Canada, 8 July 2021, Williams et al, CJC Open
A case report of acute perimyocarditis in a young (34 year old), healthy man after vaccination with the mRNA-1273 (SARS-CoV-2; Moderna) vaccine. He presented with chest pain and decompensated heart failure 3 days after administration of his second dose.
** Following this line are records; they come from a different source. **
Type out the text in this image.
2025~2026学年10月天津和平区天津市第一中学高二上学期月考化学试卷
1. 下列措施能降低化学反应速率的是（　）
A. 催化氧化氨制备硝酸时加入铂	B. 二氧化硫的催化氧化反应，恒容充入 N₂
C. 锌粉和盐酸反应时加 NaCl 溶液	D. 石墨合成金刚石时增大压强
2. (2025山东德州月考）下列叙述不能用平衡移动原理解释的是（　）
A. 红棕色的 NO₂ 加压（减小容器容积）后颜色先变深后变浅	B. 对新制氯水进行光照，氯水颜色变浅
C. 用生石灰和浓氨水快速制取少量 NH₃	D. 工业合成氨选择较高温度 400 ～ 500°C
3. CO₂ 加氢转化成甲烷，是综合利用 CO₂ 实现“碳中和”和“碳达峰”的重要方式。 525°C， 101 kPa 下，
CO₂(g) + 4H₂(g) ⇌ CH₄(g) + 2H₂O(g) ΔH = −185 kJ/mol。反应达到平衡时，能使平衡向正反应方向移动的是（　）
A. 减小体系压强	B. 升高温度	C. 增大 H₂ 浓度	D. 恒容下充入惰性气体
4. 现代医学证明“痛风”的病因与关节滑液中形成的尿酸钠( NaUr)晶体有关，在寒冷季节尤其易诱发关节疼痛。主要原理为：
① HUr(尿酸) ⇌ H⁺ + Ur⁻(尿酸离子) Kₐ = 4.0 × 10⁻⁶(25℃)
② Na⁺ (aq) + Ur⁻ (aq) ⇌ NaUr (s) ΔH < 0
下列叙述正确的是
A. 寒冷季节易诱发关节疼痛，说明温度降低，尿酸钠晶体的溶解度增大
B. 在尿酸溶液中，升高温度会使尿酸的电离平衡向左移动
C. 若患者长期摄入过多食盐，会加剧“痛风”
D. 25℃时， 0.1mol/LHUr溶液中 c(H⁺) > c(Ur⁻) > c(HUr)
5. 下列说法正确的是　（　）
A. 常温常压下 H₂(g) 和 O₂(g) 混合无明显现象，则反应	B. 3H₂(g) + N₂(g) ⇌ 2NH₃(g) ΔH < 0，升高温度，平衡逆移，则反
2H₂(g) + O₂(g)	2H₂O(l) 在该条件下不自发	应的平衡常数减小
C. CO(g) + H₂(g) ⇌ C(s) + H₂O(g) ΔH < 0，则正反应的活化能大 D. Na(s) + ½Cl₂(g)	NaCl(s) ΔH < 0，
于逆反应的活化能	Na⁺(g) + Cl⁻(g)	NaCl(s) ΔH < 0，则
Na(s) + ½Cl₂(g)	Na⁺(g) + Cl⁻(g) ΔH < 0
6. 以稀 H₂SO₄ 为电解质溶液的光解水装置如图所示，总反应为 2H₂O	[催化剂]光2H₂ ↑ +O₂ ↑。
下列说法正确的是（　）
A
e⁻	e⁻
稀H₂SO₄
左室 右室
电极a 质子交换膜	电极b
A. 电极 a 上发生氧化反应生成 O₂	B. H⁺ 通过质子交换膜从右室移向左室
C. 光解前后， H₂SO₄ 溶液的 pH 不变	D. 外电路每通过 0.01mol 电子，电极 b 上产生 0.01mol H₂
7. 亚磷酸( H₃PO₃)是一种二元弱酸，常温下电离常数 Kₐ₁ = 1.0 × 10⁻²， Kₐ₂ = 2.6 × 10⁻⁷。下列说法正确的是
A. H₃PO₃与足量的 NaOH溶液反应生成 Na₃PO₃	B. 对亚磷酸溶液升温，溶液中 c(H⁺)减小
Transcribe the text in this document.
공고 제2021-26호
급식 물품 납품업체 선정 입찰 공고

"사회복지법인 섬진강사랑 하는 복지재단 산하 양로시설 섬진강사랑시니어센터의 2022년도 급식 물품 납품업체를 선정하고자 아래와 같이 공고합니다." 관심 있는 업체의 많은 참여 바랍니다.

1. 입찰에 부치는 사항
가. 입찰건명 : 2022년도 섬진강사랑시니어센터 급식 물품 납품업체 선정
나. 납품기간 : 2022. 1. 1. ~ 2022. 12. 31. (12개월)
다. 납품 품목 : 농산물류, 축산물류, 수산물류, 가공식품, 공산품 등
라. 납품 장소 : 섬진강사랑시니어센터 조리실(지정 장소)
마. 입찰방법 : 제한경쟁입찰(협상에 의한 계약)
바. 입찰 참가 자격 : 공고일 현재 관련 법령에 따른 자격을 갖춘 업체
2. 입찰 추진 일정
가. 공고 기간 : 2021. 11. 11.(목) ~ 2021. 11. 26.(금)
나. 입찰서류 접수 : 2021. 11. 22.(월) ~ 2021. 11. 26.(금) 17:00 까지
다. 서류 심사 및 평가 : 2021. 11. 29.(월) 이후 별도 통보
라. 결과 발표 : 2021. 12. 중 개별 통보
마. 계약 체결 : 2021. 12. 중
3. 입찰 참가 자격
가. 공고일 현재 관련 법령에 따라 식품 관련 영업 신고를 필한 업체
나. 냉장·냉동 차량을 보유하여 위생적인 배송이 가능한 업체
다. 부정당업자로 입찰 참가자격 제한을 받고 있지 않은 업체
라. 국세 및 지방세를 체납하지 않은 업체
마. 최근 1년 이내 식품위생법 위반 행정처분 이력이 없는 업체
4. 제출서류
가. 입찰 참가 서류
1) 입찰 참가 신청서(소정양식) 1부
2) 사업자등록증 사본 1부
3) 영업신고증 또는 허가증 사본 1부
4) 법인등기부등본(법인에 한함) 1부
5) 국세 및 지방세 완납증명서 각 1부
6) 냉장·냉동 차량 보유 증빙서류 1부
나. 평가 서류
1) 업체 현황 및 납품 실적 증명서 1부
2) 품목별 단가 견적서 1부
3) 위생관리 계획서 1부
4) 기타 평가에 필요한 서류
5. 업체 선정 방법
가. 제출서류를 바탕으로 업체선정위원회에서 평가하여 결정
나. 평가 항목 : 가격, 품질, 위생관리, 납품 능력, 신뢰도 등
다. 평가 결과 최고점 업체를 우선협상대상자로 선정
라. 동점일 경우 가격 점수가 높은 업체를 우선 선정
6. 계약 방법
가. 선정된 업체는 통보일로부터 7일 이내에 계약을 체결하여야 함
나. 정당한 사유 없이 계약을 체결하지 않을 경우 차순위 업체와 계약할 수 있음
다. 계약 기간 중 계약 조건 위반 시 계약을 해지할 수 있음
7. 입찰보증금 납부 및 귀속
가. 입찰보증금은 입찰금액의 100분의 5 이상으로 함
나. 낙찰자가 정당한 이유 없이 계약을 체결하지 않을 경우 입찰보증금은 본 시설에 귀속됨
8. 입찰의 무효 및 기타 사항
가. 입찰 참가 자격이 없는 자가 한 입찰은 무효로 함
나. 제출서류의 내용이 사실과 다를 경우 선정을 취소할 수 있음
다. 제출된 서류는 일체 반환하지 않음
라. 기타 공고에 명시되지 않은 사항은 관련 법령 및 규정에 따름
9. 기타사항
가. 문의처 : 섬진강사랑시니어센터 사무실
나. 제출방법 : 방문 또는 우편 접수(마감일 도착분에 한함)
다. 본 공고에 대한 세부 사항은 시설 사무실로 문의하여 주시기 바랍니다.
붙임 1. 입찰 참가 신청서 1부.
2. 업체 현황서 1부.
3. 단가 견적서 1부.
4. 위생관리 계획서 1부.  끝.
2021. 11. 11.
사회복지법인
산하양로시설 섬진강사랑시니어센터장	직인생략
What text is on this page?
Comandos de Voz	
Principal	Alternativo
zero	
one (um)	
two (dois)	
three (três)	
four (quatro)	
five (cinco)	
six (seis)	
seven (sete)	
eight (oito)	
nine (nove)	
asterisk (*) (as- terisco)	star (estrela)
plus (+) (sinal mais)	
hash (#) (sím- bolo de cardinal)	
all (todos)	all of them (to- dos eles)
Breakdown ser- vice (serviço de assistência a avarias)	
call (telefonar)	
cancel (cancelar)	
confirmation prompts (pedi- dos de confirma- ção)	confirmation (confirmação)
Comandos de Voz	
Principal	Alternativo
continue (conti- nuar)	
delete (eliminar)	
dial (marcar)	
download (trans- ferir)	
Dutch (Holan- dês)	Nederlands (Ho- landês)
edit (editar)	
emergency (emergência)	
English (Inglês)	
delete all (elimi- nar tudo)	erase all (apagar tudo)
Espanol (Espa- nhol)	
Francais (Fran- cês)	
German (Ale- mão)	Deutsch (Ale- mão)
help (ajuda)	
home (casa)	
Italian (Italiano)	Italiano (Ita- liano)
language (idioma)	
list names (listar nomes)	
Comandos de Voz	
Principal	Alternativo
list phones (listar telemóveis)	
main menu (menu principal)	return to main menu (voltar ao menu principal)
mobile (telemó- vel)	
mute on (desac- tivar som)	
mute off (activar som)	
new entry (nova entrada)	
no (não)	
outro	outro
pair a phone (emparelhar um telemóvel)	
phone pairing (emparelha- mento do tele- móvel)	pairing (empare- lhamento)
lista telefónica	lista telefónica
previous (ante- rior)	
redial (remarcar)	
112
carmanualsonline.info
On physical exam, he was febrile (39.1oC), tachycardic with a heart rate of 102, had blood pressure of 103/67 mm Hg, and was tachypneic, with a respiratory rate of 28 and oxygen saturation of 93% on room air. His jugular venous pressure was elevated, he had no murmurs or rubs, and he had mild crackles to the lung bases. Electrocardiography showed lateral PR-segment depression and ST-segment elevation mirrored in the aVR with PR-segment elevation and ST-segment depression (Fig. 1 ). Laboratory investigation on admission showed a high-sensitivity troponin T concentration of 4026 ng/L (normal < 14 ng/L), which peaked at 5203 ng/L; N-terminal pro-B-type natriuretic peptide [NT-proBNP] concentration of 1551 ng/L (normal < 125 ng/L); a white blood cell count of 8.4 x 109/L; lactate level at 1.1 mmol/L, and a C-reactive protein level of 111 mg/L. Sputum and blood cultures were negative, and nasopharyngeal coronavirus disease 2019 (COVID-19) polymerase chain reaction was nonreactive. Chest radiograph revealed mild pulmonary edema. His symptoms, physical exam, and investigations were suspicious for perimyocarditis.
A transthoracic echocardiogram revealed reduced left ventricular ejection fraction (LVEF) of 43%, without pericardial effusion. Cardiac magnetic resonance imaging (MRI) performed on day 4 of admission showed normalization of the LVEF to 54%, with subepicardial late gadolinium enhancement in the anterolateral and inferolateral segments, as well as patchy myocardial edema on T2-weighted images (Fig. 2 ), meeting the Lake Louise criteria for myocarditis. The MRI also demonstrated pericardial enhancement consistent with inflammation, confirming the clinical suspicion of perimyocarditis.